IMO, the big "if/else if/else if" block could be better re-written as a switch? Also, it seems like your algorithm is basically:

do
{
    switch(radix)
    {}
}while (value)

Wouldn't it work even better if you switch once on radix, and then loop inside the cases? It avoids running the switch every time. Also, it may be worth re-organizing the cases in the order 10,16 then (2 and 8) or (8 and 2), since that's supposed to be the most common cases? (the compiler, according to spec, makes the assumptions that the switch cases are organized by frequency). As for if else, they are explicitly run in order.

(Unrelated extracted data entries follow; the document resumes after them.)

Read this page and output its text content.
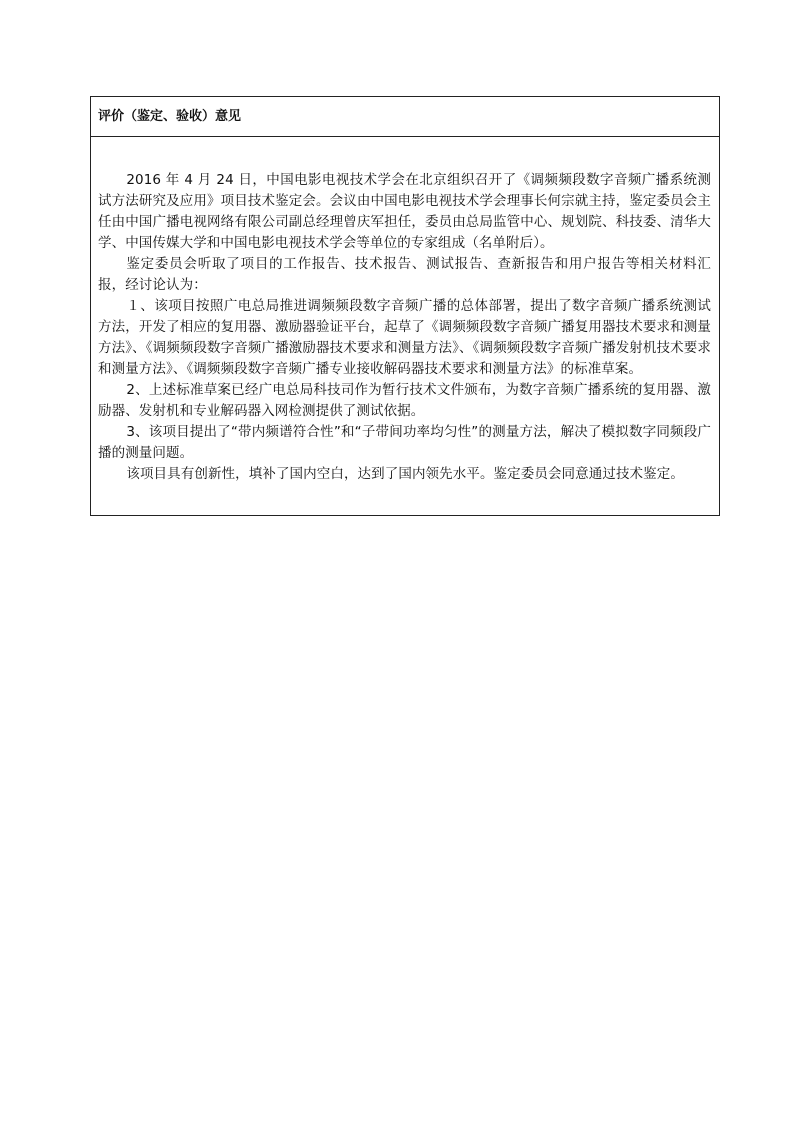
评价（鉴定、验收）意见

2016 年 4 月 24 日，中国电影电视技术学会在北京组织召开了《调频频段数字音频广播系统测试方法研究及应用》项目技术鉴定会。会议由中国电影电视技术学会理事长何宗就主持，鉴定委员会主任由中国广播电视网络有限公司副总经理曾庆军担任，委员由总局监管中心、规划院、科技委、清华大学、中国传媒大学和中国电影电视技术学会等单位的专家组成（名单附后）。

鉴定委员会听取了项目的工作报告、技术报告、测试报告、查新报告和用户报告等相关材料汇报，经讨论认为：

１、该项目按照广电总局推进调频频段数字音频广播的总体部署，提出了数字音频广播系统测试方法，开发了相应的复用器、激励器验证平台，起草了《调频频段数字音频广播复用器技术要求和测量方法》、《调频频段数字音频广播激励器技术要求和测量方法》、《调频频段数字音频广播发射机技术要求和测量方法》、《调频频段数字音频广播专业接收解码器技术要求和测量方法》的标准草案。

2、上述标准草案已经广电总局科技司作为暂行技术文件颁布，为数字音频广播系统的复用器、激励器、发射机和专业解码器入网检测提供了测试依据。

3、该项目提出了“带内频谱符合性”和“子带间功率均匀性”的测量方法，解决了模拟数字同频段广播的测量问题。

该项目具有创新性，填补了国内空白，达到了国内领先水平。鉴定委员会同意通过技术鉴定。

A further (minor) advantage is that you could get a better sized buffer for each case (values not double checked):

  • 2 : S.sizeof * 8;
  • 8 : S.sizeof * 3;
  • 10 : S.sizeof * 3;
  • 16 : S.sizeof * 2;
  • default (S.sizeof * 6)
    Also, you can void initialize that buffer too.

Also, for the radix == 16 case, you could even benefit of checking letterCase just once, before starting your loop.

That's my review for the algorithm. Feel free to disagree. In any case, it appears to work better than before anyways, so it's already a good improvement as-is.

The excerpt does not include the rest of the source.